Testing the impact on features, generated in `preprocessing`, on the model performance
%%time
loading.N_TRAIN = 10_000
loading.N_TEST = 10_000
%%time
ashrae_data = loading.load_all()
%%time
tfms_config = {
'add_time_features':{},
'add_weather_features':{'fix_time_offset':True,
'add_na_indicators':True,
'impute_nas':True},
'add_building_features':{},
}
df, df_test, var_names = preprocessing.preprocess_all(ashrae_data, tfms_config)
%%time
#df = load_df(data_path/'X.parquet')
%time
#df_test_p = load_df(data_path/'X_test.parquet')
%time
#var_names = load_var_names(data_path/'var_names.pckl')
Training to get a basic idea if the added features do have any benefit
split_params = dict(
split_kind = 'time_split_day',
t_train = None,
train_frac = .8,
)
model_params = {'n_estimators': 40, 'max_features': 'sqrt',
'n_jobs': -1, 'min_samples_leaf':25}
model = ensemble.RandomForestRegressor
# params = {}
# model = linear_model.LinearRegression
n_rep = 3
n_samples_train = 10_000
n_samples_valid = 10_000
The following is not always necessary.
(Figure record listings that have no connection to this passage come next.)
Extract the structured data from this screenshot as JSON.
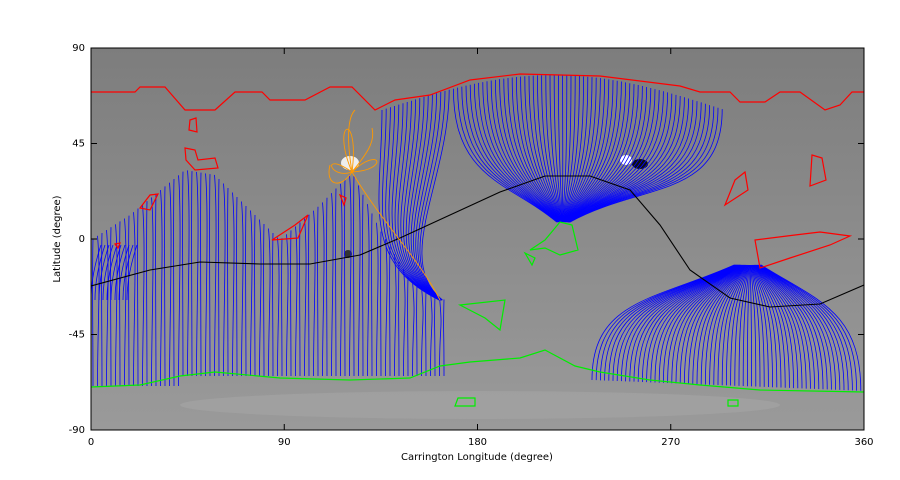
{
  "chart_data": {
    "type": "image",
    "xlabel": "Carrington Longitude (degree)",
    "ylabel": "Latitude (degree)",
    "xlim": [
      0,
      360
    ],
    "ylim": [
      -90,
      90
    ],
    "xticks": [
      0,
      90,
      180,
      270,
      360
    ],
    "yticks": [
      -90,
      -45,
      0,
      45,
      90
    ]
  }
}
Sensible in the case of a linear model to remove categorical values which are not onehot encoded
# for k in ['cats', 'conts']:
# var_names[k] = [_v for _v in var_names[k] if _v not in to_remove[k]]
# var_names
%%time
procs = [Categorify, FillMissing, Normalize]
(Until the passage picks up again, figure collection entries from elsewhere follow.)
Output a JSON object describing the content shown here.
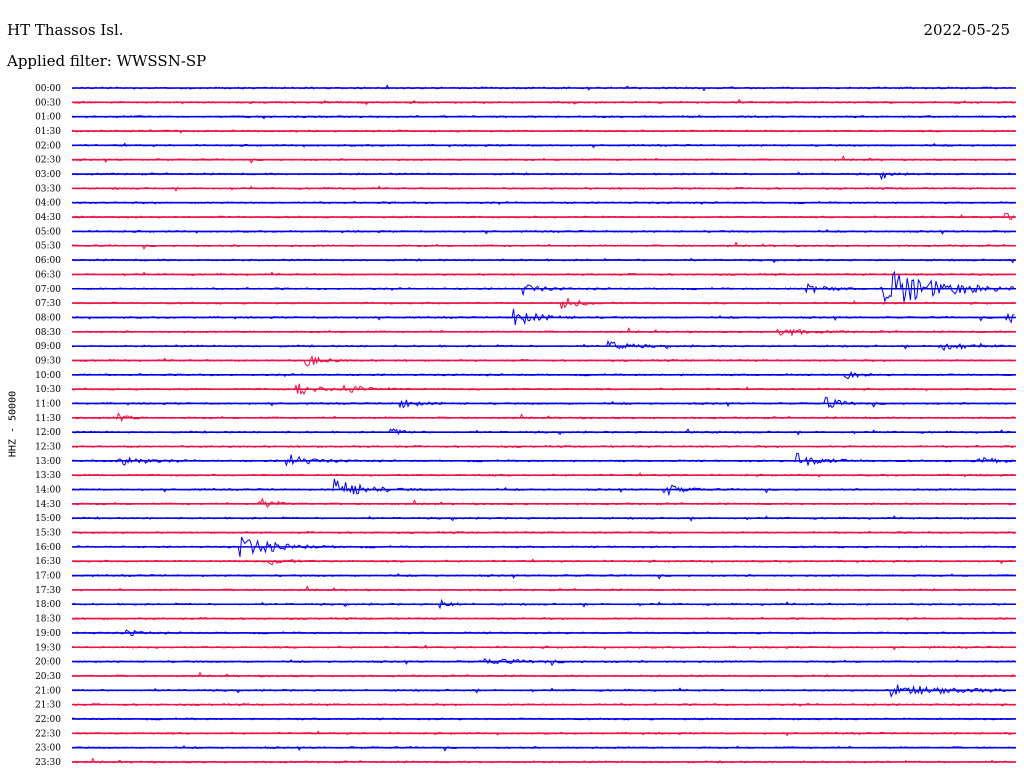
{
  "header": {
    "station": "HT Thassos Isl.",
    "date": "2022-05-25",
    "filter": "Applied filter: WWSSN-SP"
  },
  "chart_data": {
    "type": "line",
    "ylabel": "HHZ - 50000",
    "colors": {
      "even_rows": "#0000ee",
      "odd_rows": "#ee1144"
    },
    "rows": [
      "00:00",
      "00:30",
      "01:00",
      "01:30",
      "02:00",
      "02:30",
      "03:00",
      "03:30",
      "04:00",
      "04:30",
      "05:00",
      "05:30",
      "06:00",
      "06:30",
      "07:00",
      "07:30",
      "08:00",
      "08:30",
      "09:00",
      "09:30",
      "10:00",
      "10:30",
      "11:00",
      "11:30",
      "12:00",
      "12:30",
      "13:00",
      "13:30",
      "14:00",
      "14:30",
      "15:00",
      "15:30",
      "16:00",
      "16:30",
      "17:00",
      "17:30",
      "18:00",
      "18:30",
      "19:00",
      "19:30",
      "20:00",
      "20:30",
      "21:00",
      "21:30",
      "22:00",
      "22:30",
      "23:00",
      "23:30"
    ],
    "events": [
      {
        "row": 6,
        "t": 0.86,
        "amp": 0.6,
        "dur": 0.008
      },
      {
        "row": 9,
        "t": 0.99,
        "amp": 0.9,
        "dur": 0.02
      },
      {
        "row": 14,
        "t": 0.86,
        "amp": 4.0,
        "dur": 0.05
      },
      {
        "row": 14,
        "t": 0.48,
        "amp": 1.0,
        "dur": 0.015
      },
      {
        "row": 14,
        "t": 0.78,
        "amp": 1.0,
        "dur": 0.015
      },
      {
        "row": 15,
        "t": 0.52,
        "amp": 1.2,
        "dur": 0.015
      },
      {
        "row": 16,
        "t": 0.47,
        "amp": 1.6,
        "dur": 0.02
      },
      {
        "row": 16,
        "t": 0.99,
        "amp": 1.0,
        "dur": 0.02
      },
      {
        "row": 17,
        "t": 0.75,
        "amp": 0.9,
        "dur": 0.02
      },
      {
        "row": 18,
        "t": 0.57,
        "amp": 0.8,
        "dur": 0.02
      },
      {
        "row": 18,
        "t": 0.92,
        "amp": 1.0,
        "dur": 0.02
      },
      {
        "row": 19,
        "t": 0.25,
        "amp": 1.0,
        "dur": 0.015
      },
      {
        "row": 20,
        "t": 0.82,
        "amp": 0.8,
        "dur": 0.01
      },
      {
        "row": 21,
        "t": 0.24,
        "amp": 1.2,
        "dur": 0.015
      },
      {
        "row": 21,
        "t": 0.29,
        "amp": 1.2,
        "dur": 0.015
      },
      {
        "row": 22,
        "t": 0.35,
        "amp": 0.8,
        "dur": 0.015
      },
      {
        "row": 22,
        "t": 0.8,
        "amp": 1.0,
        "dur": 0.015
      },
      {
        "row": 23,
        "t": 0.05,
        "amp": 0.8,
        "dur": 0.01
      },
      {
        "row": 24,
        "t": 0.34,
        "amp": 0.6,
        "dur": 0.01
      },
      {
        "row": 24,
        "t": 0.65,
        "amp": 0.5,
        "dur": 0.01
      },
      {
        "row": 26,
        "t": 0.05,
        "amp": 1.1,
        "dur": 0.02
      },
      {
        "row": 26,
        "t": 0.23,
        "amp": 1.2,
        "dur": 0.02
      },
      {
        "row": 26,
        "t": 0.77,
        "amp": 1.4,
        "dur": 0.02
      },
      {
        "row": 26,
        "t": 0.96,
        "amp": 0.7,
        "dur": 0.02
      },
      {
        "row": 28,
        "t": 0.28,
        "amp": 2.0,
        "dur": 0.025
      },
      {
        "row": 28,
        "t": 0.63,
        "amp": 1.0,
        "dur": 0.015
      },
      {
        "row": 29,
        "t": 0.2,
        "amp": 0.9,
        "dur": 0.015
      },
      {
        "row": 32,
        "t": 0.18,
        "amp": 2.0,
        "dur": 0.03
      },
      {
        "row": 33,
        "t": 0.21,
        "amp": 0.8,
        "dur": 0.015
      },
      {
        "row": 36,
        "t": 0.39,
        "amp": 0.8,
        "dur": 0.01
      },
      {
        "row": 38,
        "t": 0.06,
        "amp": 0.6,
        "dur": 0.01
      },
      {
        "row": 40,
        "t": 0.44,
        "amp": 0.4,
        "dur": 0.05
      },
      {
        "row": 42,
        "t": 0.87,
        "amp": 1.0,
        "dur": 0.06
      }
    ]
  }
}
df_rep = train_predict(df.copy(), var_names, model, model_params=model_params,
n_rep=n_rep, n_samples_train=n_samples_train,
n_samples_valid=n_samples_valid, procs=procs,
split_params=split_params)
df_rep['rmse loss'].describe()
px.box(df_rep, y='rmse loss', range_y=(0, 2.5))
Baseline model = RandomForest with 20 estimators and sqrt features, training over 100k samples and predicting over 1k
input | model | rmse loss | time [s/it] |
---|---|---|---|
meter and building id only | random forest | 1.2 - 1.21 | 10.2 |
using dep_var stats | random forest | 1.16 - 1.18 | 17.3 |
using time stats | random forest | 1.2 - 1.21 | 13.2 - 13.7 |
using building info | random forest | 1.19 | 17 - 18 |
using weather (+ building) info | random forest | 1.13 - 1.139 | 14.6 - 15 |
using all above | random forest | 1.19 - 1.21 | 20 - 26 |
removing leading 0s in `dep_var` | random forest | .36 - .37 | 4 |
removing trailing 0s in `dep_var` | random forest | 1.2 | 4 |
removing empty weeks before the first full week | random forest | 1.16 | 4 |
meter only | linear model | 2.2 | 5 |
meter + hour | linear model | 2.1 | 5 |
meter reading stats only (meter, building_id, hour) | linear model | 1.23 - 1.24 / 1.68 - 1.7 | 5 |
meter + meter reading stats (meter, building_id, hour) | linear model | 1.51 - 1.52 | 5 |
meter reading stats (meter, building_id, hour) | random forest | 0.58 - 0.6 | 5 |
meter + meter reading stats (meter, building_id, hour) | random forest | 1.21 - 1.22 | 5 |
%%time
df, df_test, var_names = preprocessing.preprocess_all(ashrae_data, tfms_config)
%%time
splits = preprocessing.split_dataset(df, **split_params)
%%time
to = get_tabular_object(df, var_names, splits=splits, procs=procs)
%%time
params = {'n_estimators': 100, 'max_features': 'sqrt',
'min_samples_leaf':5}
model = ensemble.RandomForestRegressor
m = model(**params)
%%time
_X = to.train.xs.sample(n_samples_train, replace=True).values
_y = to.train.ys.sample(n_samples_train, replace=True).values.ravel()
m.fit(_X, _y)
%%time
_X = to.valid.xs.sample(n_samples_valid, replace=True).values
_y = to.valid.ys.sample(n_samples_valid, replace=True).values.ravel()
pred = m.predict(_X)
hist_plot_preds(_y, pred, label0='truth (valid)', label1='prediction (valid)')
%%time
_X = to.valid.xs
_y = to.valid.ys.values.ravel()
pred = m.predict(to.valid.xs.values)
assert _y.shape == pred.shape
%%time
bwt = BoldlyWrongTimeseries(to.valid.xs.join(df.loc[:,['building_id', 'meter','timestamp']], lsuffix='to_'),
_y, pred)
Adding plotting capability based on the loss or meter/building id
bwt.plot_boldly_wrong(nth_last=-1)
Adding widgets for interactive exploration
bwt.run_boldly()